Willy Bo Richardson | Number 1
Oil on Canvas | 1999
My Number 1:
When I was in graduate school at Pratt Institute, the New York art elites had agreed that painting was dead. It was an odd time to be studying painting. There was a guilt by association, and I had been implicated in the crime of not being intelligent enough to make installation art. I did not react against the times. I sought to understand what was happening on a global scale while at the same time, not let go of my love for painting.
In 1998 I had seen Robert Irwin’s scrim installation at the Dia Center for the Arts in Chelsea. I gave it a good 10 minutes, before I started to see anything of value, and when my eyes finally rested without object I found myself staring into vast space, with an infinite horizon line.

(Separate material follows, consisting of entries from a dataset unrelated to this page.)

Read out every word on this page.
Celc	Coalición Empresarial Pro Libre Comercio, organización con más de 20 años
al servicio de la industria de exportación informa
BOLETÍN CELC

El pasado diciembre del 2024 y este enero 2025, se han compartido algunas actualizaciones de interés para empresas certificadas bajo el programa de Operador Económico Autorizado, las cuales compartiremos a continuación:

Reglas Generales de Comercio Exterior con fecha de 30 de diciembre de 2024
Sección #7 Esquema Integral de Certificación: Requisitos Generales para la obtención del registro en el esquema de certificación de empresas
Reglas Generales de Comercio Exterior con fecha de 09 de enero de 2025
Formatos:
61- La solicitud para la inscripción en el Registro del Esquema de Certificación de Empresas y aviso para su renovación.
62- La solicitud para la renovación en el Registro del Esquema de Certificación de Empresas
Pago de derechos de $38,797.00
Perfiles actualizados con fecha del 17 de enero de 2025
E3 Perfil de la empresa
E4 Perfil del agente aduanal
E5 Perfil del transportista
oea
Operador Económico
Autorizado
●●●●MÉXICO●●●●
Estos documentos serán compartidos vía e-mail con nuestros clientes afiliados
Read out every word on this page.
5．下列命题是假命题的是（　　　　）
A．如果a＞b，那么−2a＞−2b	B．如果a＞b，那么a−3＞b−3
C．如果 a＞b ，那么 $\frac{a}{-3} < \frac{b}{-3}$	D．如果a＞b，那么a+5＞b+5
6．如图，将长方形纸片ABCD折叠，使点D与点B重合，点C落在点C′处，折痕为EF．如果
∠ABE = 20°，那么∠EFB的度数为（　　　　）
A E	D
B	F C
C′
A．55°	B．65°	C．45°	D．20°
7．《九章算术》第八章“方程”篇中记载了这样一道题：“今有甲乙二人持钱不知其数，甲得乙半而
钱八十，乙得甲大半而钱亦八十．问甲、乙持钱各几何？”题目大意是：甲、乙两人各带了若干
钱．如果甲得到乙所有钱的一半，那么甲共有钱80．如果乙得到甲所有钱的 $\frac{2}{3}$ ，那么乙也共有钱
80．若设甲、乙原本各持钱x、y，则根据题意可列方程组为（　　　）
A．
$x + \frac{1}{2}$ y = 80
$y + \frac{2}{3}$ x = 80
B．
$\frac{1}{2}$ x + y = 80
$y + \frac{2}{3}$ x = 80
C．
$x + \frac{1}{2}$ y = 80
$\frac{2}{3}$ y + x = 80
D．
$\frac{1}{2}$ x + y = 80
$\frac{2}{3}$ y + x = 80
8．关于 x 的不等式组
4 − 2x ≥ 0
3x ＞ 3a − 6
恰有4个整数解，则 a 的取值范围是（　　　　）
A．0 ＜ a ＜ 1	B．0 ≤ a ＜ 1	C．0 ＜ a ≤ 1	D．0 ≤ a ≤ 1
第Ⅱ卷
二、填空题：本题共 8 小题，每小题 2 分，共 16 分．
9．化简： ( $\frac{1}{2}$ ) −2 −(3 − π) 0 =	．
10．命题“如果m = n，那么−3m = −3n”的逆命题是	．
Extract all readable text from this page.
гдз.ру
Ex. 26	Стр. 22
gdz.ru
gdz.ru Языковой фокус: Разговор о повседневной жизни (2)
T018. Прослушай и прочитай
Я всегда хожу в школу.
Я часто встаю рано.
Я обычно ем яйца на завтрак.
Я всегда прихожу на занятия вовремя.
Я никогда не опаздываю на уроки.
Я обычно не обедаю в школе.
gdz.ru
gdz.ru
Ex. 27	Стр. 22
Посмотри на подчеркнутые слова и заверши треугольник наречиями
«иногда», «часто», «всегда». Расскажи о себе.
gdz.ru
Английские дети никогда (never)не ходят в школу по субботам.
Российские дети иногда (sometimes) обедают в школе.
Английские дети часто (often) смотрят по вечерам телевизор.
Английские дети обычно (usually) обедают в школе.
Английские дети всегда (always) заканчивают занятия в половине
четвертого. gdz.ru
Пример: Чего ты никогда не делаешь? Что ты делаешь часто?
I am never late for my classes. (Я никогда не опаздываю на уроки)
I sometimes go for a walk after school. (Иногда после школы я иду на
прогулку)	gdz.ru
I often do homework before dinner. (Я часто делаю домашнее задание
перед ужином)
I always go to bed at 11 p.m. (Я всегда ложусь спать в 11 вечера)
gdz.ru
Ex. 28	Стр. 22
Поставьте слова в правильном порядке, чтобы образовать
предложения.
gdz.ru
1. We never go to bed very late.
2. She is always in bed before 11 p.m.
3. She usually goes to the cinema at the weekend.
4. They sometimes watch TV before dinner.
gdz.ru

In that moment, I realized I wanted to influence the space of a room with my art.
I felt that even if I wanted to build an environment that influenced the viewer phenomenologically, I still wanted to do it with the best tools, and the best tools to capture a moment in time, for me, was with paint.
Creative cycles don’t always match up with the calendar year. This realization came half-way through my thesis. I turned what I was working on to the wall and started over. I needed to rethink what painting meant to me. I began with proportion, and painted vertical lines as a measuring device. In subsequent paintings, I worked towards what a proportion of human scale. In later works, I began adding color. This evolved into my current practice.